These little bakes are super delicious, Moist and tender and full of flavour. I do recommend making them as they are super easy and the mixture can be stored ahead and kept in the fridge until you’re ready to bake.
You can vary the fillings and flavours very easily as I regularly do, to create a new bake. The only ingredient you need to include is a grated apple or pear as this gives the muffins their moist texture.
I like a teaspoon of ground ginger in these muffins but you could substitute cinnamon or another spice according to taste.
This recipe gives enough mixture to make 6 medium to large muffins. Double it for 12.
I made these muffins in a quirky Silverwood muffin tin, available pretty easily in the UK, but if you’re in Australia like me, you will need to go to Blackwood Lane in Melbourne to buy them. An ordinary muffin tin works just as well.
2 free-range eggs
140g raw sugar
100g apples, unpeeled and grated
75ml vegetable oil
150g plain flour
1 teaspoon baking powder
1 teaspoon ground ginger
¼ tsp salt
A handful of blackberries for the mixture plus extra for decoration
2 or 3 puréed blackberries with a squeeze of lime or lemon and enough icing sugar to make a glaze.
Pre-heat the oven to 160 degrees fan-forced 180 degrees non fan-forced.

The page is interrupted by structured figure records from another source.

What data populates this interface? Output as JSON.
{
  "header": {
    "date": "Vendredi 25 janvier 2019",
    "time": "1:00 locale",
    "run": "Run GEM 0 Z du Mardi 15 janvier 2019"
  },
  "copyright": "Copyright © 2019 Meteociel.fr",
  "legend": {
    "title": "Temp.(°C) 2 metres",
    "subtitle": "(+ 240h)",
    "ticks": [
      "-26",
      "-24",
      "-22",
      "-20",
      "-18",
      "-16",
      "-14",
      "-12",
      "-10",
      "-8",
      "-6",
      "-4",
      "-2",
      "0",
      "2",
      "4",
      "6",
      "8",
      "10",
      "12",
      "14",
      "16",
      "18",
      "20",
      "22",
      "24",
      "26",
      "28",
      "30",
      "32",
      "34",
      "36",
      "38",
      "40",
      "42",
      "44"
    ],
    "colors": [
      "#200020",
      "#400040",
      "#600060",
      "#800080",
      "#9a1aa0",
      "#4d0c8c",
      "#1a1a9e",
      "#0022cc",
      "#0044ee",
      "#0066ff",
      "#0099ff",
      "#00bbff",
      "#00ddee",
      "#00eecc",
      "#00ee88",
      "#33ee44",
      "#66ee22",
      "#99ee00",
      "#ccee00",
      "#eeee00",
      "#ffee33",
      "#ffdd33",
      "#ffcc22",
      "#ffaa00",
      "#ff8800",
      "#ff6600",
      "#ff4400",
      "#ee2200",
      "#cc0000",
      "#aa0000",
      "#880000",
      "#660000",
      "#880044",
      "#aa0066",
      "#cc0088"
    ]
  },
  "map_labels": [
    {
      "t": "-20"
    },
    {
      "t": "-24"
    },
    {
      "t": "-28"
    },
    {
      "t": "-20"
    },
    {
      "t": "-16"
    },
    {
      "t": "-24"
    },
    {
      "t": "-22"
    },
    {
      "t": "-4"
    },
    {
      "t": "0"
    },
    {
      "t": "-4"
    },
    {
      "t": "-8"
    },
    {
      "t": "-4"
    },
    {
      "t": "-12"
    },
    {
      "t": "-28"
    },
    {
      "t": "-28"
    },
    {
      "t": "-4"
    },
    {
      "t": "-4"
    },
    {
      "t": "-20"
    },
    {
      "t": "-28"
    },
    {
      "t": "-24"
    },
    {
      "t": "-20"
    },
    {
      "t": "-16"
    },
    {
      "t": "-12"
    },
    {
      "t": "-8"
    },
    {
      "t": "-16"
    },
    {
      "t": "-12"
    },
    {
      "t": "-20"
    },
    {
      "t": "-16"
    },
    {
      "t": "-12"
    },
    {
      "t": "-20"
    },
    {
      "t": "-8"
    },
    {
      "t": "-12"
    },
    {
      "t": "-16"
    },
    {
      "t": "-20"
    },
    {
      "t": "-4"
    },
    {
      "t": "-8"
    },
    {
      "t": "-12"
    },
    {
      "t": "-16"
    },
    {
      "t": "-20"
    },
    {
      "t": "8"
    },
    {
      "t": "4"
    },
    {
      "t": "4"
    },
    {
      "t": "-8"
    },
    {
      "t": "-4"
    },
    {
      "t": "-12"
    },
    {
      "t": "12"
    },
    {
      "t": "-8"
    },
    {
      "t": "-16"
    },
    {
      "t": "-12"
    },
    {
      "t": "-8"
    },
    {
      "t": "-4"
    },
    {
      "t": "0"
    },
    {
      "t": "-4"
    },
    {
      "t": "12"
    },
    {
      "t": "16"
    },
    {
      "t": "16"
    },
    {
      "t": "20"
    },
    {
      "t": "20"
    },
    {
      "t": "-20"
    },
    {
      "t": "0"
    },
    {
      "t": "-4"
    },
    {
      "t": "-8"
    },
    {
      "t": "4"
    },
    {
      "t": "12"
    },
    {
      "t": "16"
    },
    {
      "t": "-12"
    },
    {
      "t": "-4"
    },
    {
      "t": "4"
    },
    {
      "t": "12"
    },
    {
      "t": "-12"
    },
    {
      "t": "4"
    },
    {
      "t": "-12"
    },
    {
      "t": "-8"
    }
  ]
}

Using an electric mixer and the whisk attachment, whisk the eggs until they are foamy. Then slowly pour in the sugar and whisk until the sugar has dissolved and the mixture has doubled in size.
Still using the whisk, mix in the grated apple and oil. With a metal spoon or spatula, gently fold in the flour, baking powder, ginger and salt.
The mixture can be baked straight away, but leaving it in the fridge for a few hours or even overnight gives the flour a chance to hydrate and the baking powder to activate, resulting in a more consistent muffin texture.
When ready to bake, grease your muffin tin. If you want to use a fancy tin, my advice is to butter and flour very carefully to avoid the muffins sticking. I actually butter the molds, stick in the fridge for 10 minutes, then butter again, and finally flour.
If using a traditional muffin tin, after greasing you can line the holes with large squares of baking paper to encase the muffins.
Spoon in the muffin mixture to fill the cavities 3/4 full.
At this point pop several blackberries into each muffin, mixing in carefully. The blackberries are put in last to stop them breaking up too much.
Place the muffins in the oven and cook for about 20 minutes, inserting a skewer into the muffins to check if they are cooked.
Remove the muffins from the oven and leave to cool in the tin for 5–10 minutes. Carefully remove from the tin, leaving the baking paper case on, if using, and place on a wire rack to cool completely.
To make the blackberry glaze, purée the blackberries and put through a sieve to remove the seeds. Mix with the lime or lemon juice and enough icing sugar to achieve the desired consistency.
Spoon the blackberry glaze over the muffins, allowing a little to drop down the sides.
Optional: a blackberry placed on top of each muffin for decoration.